Lydia confirmed that 100% of hers are contentious cases. She predicted this becoming because of the baby boomer era as people are dying and leaving property and if someone were to take a case on CFA, they would not have anything to lose. Lydia said inheritance act claims have piggybacked on blame/compensation culture akin to PI claims and feeds on the idea that there is a nuisance value, even if it is £10K or £20k, for a claimant to push for.
Karen asked the group if there was an expectation of buying their first home from the bank of mum and dad and that they were naturally expecting inheritance.
Emma-Louise Green from Meridian Private Client LLP told the group there has been a large increase of estoppels being made and children moving in with parents to care for their parents and wills may be changed and not changed. Contentious probate as a whole is on the rise as people are living differently because of Covid.
Jane Cassell questioned where there are discrepancies between results in contentious probate cases, do you put that down to likeability of witnesses or do you believe that’s not relevant – or something completely unrelated.
Tara McInnes said the difficulty is that each case is largely decided on its own merits, and what the judge thinks on the day. It is entirely possible that one person in the litigation comes across to a judge as more believable on the day. There is a huge risk in proceeding to trial and it is prudent to work out the risks before going to trial and to consider settlement options and Alternative Dispute Resolution at an early stage in proceedings.
Jade Gani, solicitor and head of private client at Aston Bond updated us on her Wishing will foundation which had a soft launch in February. The launch went live to members of the partnered hospices and charities they are working with. Jade announced that from May it will be open to the general public.
Samantha Day from Tower Street Finance (TSF) advised everyone that they are launching a funding solution for probate in the next week. Their product provides funds for cases which they have no involvement in. The solicitor would bill TSF but the agreement is between TSF and the client. It was felt that lack of funding in contentious probate is a big problem and a reason that a lot of cases settle, perhaps prematurely, because people cannot fund good claims to trial.

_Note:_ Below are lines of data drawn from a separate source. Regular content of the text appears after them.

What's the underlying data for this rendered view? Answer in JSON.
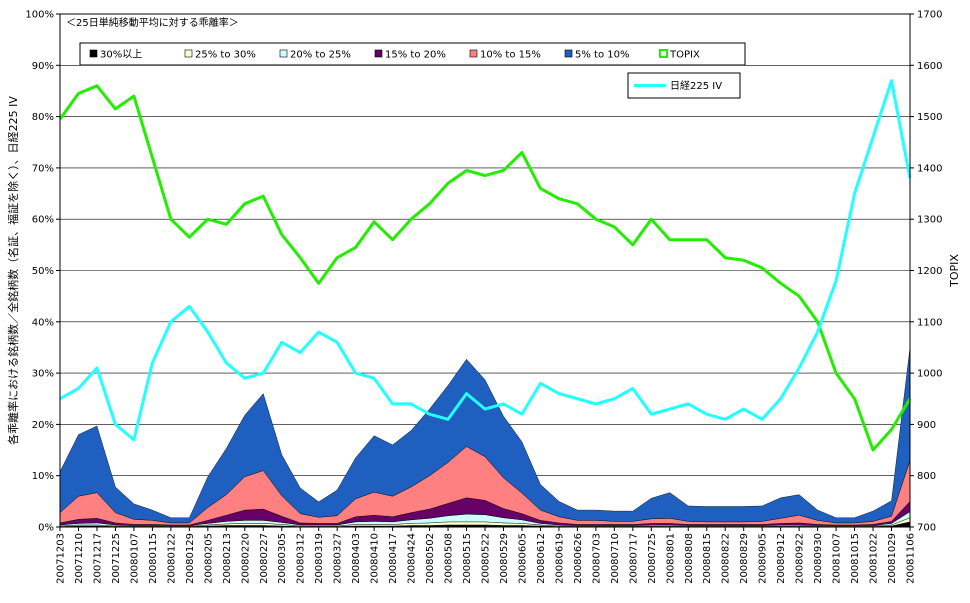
{
  "chart_data": {
    "type": "area",
    "title": "＜25日単純移動平均に対する乖離率＞",
    "ylabel_left": "各乖離率における銘柄数／全銘柄数（名証、福証を除く）、日経225 IV",
    "ylabel_right": "TOPIX",
    "ylim_left": [
      0,
      100
    ],
    "ylim_right": [
      700,
      1700
    ],
    "yticks_left": [
      "0%",
      "10%",
      "20%",
      "30%",
      "40%",
      "50%",
      "60%",
      "70%",
      "80%",
      "90%",
      "100%"
    ],
    "yticks_left_values": [
      0,
      10,
      20,
      30,
      40,
      50,
      60,
      70,
      80,
      90,
      100
    ],
    "yticks_right": [
      "700",
      "800",
      "900",
      "1000",
      "1100",
      "1200",
      "1300",
      "1400",
      "1500",
      "1600",
      "1700"
    ],
    "yticks_right_values": [
      700,
      800,
      900,
      1000,
      1100,
      1200,
      1300,
      1400,
      1500,
      1600,
      1700
    ],
    "x": [
      "20071203",
      "20071210",
      "20071217",
      "20071225",
      "20080107",
      "20080115",
      "20080122",
      "20080129",
      "20080205",
      "20080213",
      "20080220",
      "20080227",
      "20080305",
      "20080312",
      "20080319",
      "20080327",
      "20080403",
      "20080410",
      "20080417",
      "20080424",
      "20080502",
      "20080508",
      "20080515",
      "20080522",
      "20080529",
      "20080605",
      "20080612",
      "20080619",
      "20080626",
      "20080703",
      "20080710",
      "20080717",
      "20080725",
      "20080801",
      "20080808",
      "20080815",
      "20080822",
      "20080829",
      "20080905",
      "20080912",
      "20080922",
      "20080930",
      "20081007",
      "20081015",
      "20081022",
      "20081029",
      "20081106"
    ],
    "series": [
      {
        "name": "30%以上",
        "color": "#000000",
        "values": [
          0.1,
          0.2,
          0.2,
          0.1,
          0.1,
          0.1,
          0.1,
          0.1,
          0.2,
          0.3,
          0.3,
          0.3,
          0.2,
          0.1,
          0.1,
          0.1,
          0.2,
          0.2,
          0.2,
          0.3,
          0.3,
          0.4,
          0.4,
          0.4,
          0.3,
          0.3,
          0.2,
          0.1,
          0.1,
          0.1,
          0.1,
          0.1,
          0.1,
          0.1,
          0.1,
          0.1,
          0.1,
          0.1,
          0.1,
          0.1,
          0.1,
          0.1,
          0.1,
          0.1,
          0.1,
          0.2,
          1.0
        ]
      },
      {
        "name": "25% to 30%",
        "color": "#ffffcc",
        "values": [
          0.1,
          0.2,
          0.2,
          0.1,
          0.1,
          0.1,
          0.1,
          0.1,
          0.2,
          0.3,
          0.4,
          0.4,
          0.3,
          0.1,
          0.1,
          0.1,
          0.3,
          0.3,
          0.3,
          0.4,
          0.5,
          0.6,
          0.6,
          0.6,
          0.5,
          0.4,
          0.2,
          0.1,
          0.1,
          0.1,
          0.1,
          0.1,
          0.1,
          0.1,
          0.1,
          0.1,
          0.1,
          0.1,
          0.1,
          0.1,
          0.1,
          0.1,
          0.1,
          0.1,
          0.1,
          0.2,
          0.8
        ]
      },
      {
        "name": "20% to 25%",
        "color": "#ccffff",
        "values": [
          0.2,
          0.3,
          0.4,
          0.2,
          0.1,
          0.1,
          0.1,
          0.1,
          0.3,
          0.5,
          0.6,
          0.6,
          0.4,
          0.2,
          0.2,
          0.2,
          0.5,
          0.6,
          0.5,
          0.7,
          0.9,
          1.2,
          1.5,
          1.4,
          1.0,
          0.7,
          0.3,
          0.2,
          0.1,
          0.1,
          0.1,
          0.1,
          0.2,
          0.2,
          0.1,
          0.1,
          0.1,
          0.1,
          0.1,
          0.2,
          0.2,
          0.1,
          0.1,
          0.1,
          0.1,
          0.3,
          1.2
        ]
      },
      {
        "name": "15% to 20%",
        "color": "#660066",
        "values": [
          0.4,
          0.8,
          0.9,
          0.4,
          0.2,
          0.2,
          0.1,
          0.1,
          0.6,
          1.2,
          2.0,
          2.2,
          1.2,
          0.4,
          0.3,
          0.3,
          1.0,
          1.2,
          1.0,
          1.4,
          1.8,
          2.4,
          3.2,
          2.8,
          1.8,
          1.2,
          0.6,
          0.4,
          0.2,
          0.2,
          0.2,
          0.2,
          0.3,
          0.3,
          0.2,
          0.2,
          0.2,
          0.2,
          0.2,
          0.3,
          0.4,
          0.2,
          0.1,
          0.1,
          0.2,
          0.4,
          2.0
        ]
      },
      {
        "name": "10% to 15%",
        "color": "#ff8080",
        "values": [
          2.0,
          4.5,
          5.0,
          2.0,
          1.0,
          0.8,
          0.4,
          0.4,
          2.5,
          4.0,
          6.5,
          7.5,
          4.0,
          1.8,
          1.2,
          1.5,
          3.5,
          4.5,
          4.0,
          5.0,
          6.5,
          8.0,
          10.0,
          8.5,
          6.0,
          4.0,
          2.0,
          1.2,
          0.8,
          0.8,
          0.6,
          0.6,
          0.9,
          1.0,
          0.6,
          0.5,
          0.5,
          0.5,
          0.6,
          1.0,
          1.5,
          0.8,
          0.4,
          0.4,
          0.6,
          1.0,
          8.0
        ]
      },
      {
        "name": "5% to 10%",
        "color": "#1f5fbf",
        "values": [
          8,
          12,
          13,
          5,
          3,
          2,
          1,
          1,
          6,
          9,
          12,
          15,
          8,
          5,
          3,
          5,
          8,
          11,
          10,
          11,
          13,
          15,
          17,
          15,
          12,
          10,
          5,
          3,
          2,
          2,
          2,
          2,
          4,
          5,
          3,
          3,
          3,
          3,
          3,
          4,
          4,
          2,
          1,
          1,
          2,
          3,
          22
        ]
      }
    ],
    "lines": [
      {
        "name": "TOPIX",
        "color": "#22ee00",
        "axis": "right",
        "values": [
          1495,
          1545,
          1560,
          1515,
          1540,
          1420,
          1300,
          1265,
          1300,
          1290,
          1330,
          1345,
          1270,
          1225,
          1175,
          1225,
          1245,
          1295,
          1260,
          1300,
          1330,
          1370,
          1395,
          1385,
          1395,
          1430,
          1360,
          1340,
          1330,
          1300,
          1285,
          1250,
          1300,
          1260,
          1260,
          1260,
          1225,
          1220,
          1205,
          1175,
          1150,
          1100,
          1000,
          950,
          850,
          890,
          950
        ]
      },
      {
        "name": "日経225 IV",
        "color": "#22ffff",
        "axis": "left",
        "values": [
          25,
          27,
          31,
          20,
          17,
          32,
          40,
          43,
          38,
          32,
          29,
          30,
          36,
          34,
          38,
          36,
          30,
          29,
          24,
          24,
          22,
          21,
          26,
          23,
          24,
          22,
          28,
          26,
          25,
          24,
          25,
          27,
          22,
          23,
          24,
          22,
          21,
          23,
          21,
          25,
          31,
          38,
          48,
          65,
          76,
          87,
          68
        ]
      }
    ],
    "legend": {
      "location": "top-left",
      "ncol": 7
    },
    "legend_iv": {
      "location": "top-right"
    },
    "grid": true
  }
}
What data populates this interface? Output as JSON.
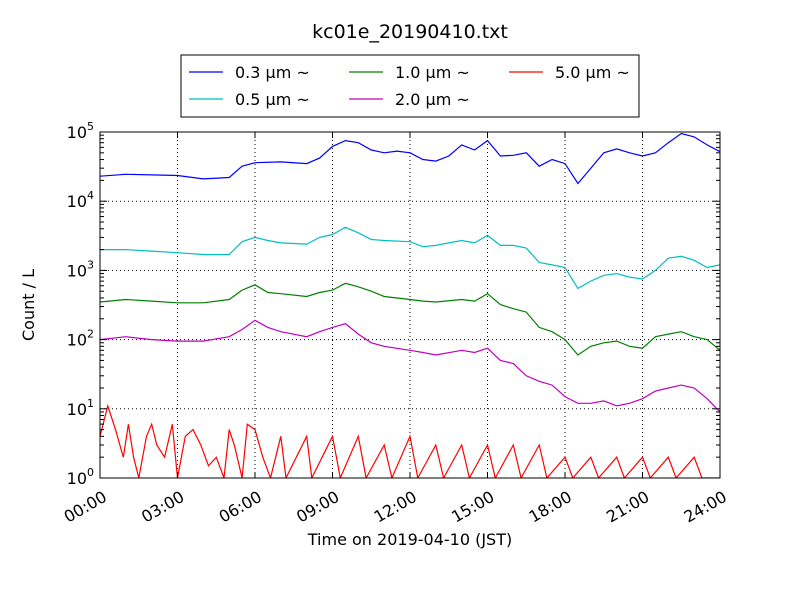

Karen asked if you had to pass on a contentious probate matter to a practitioner, how do you choose.
Lydia said that great solicitors have worked very hard to get a good result, the judge should be saying inheritance act is about needs not fairness. Lydia said “If I was looking, I would choose someone who is clear and tells clients the honest truth about their case and how it could play out.”
Lastly to finish the meeting off Emma Baddaley from Inheritance Data posed a question for the group as to whether face to face Women in Will lunches were in the pipeline and how everyone felt about it. Karen and Grace excitedly told everyone that venues are being investigated to have lunches in the summer onwards, on a geographical basis so it is fair for everyone and zoom meetings would continue alongside for the rest of the year.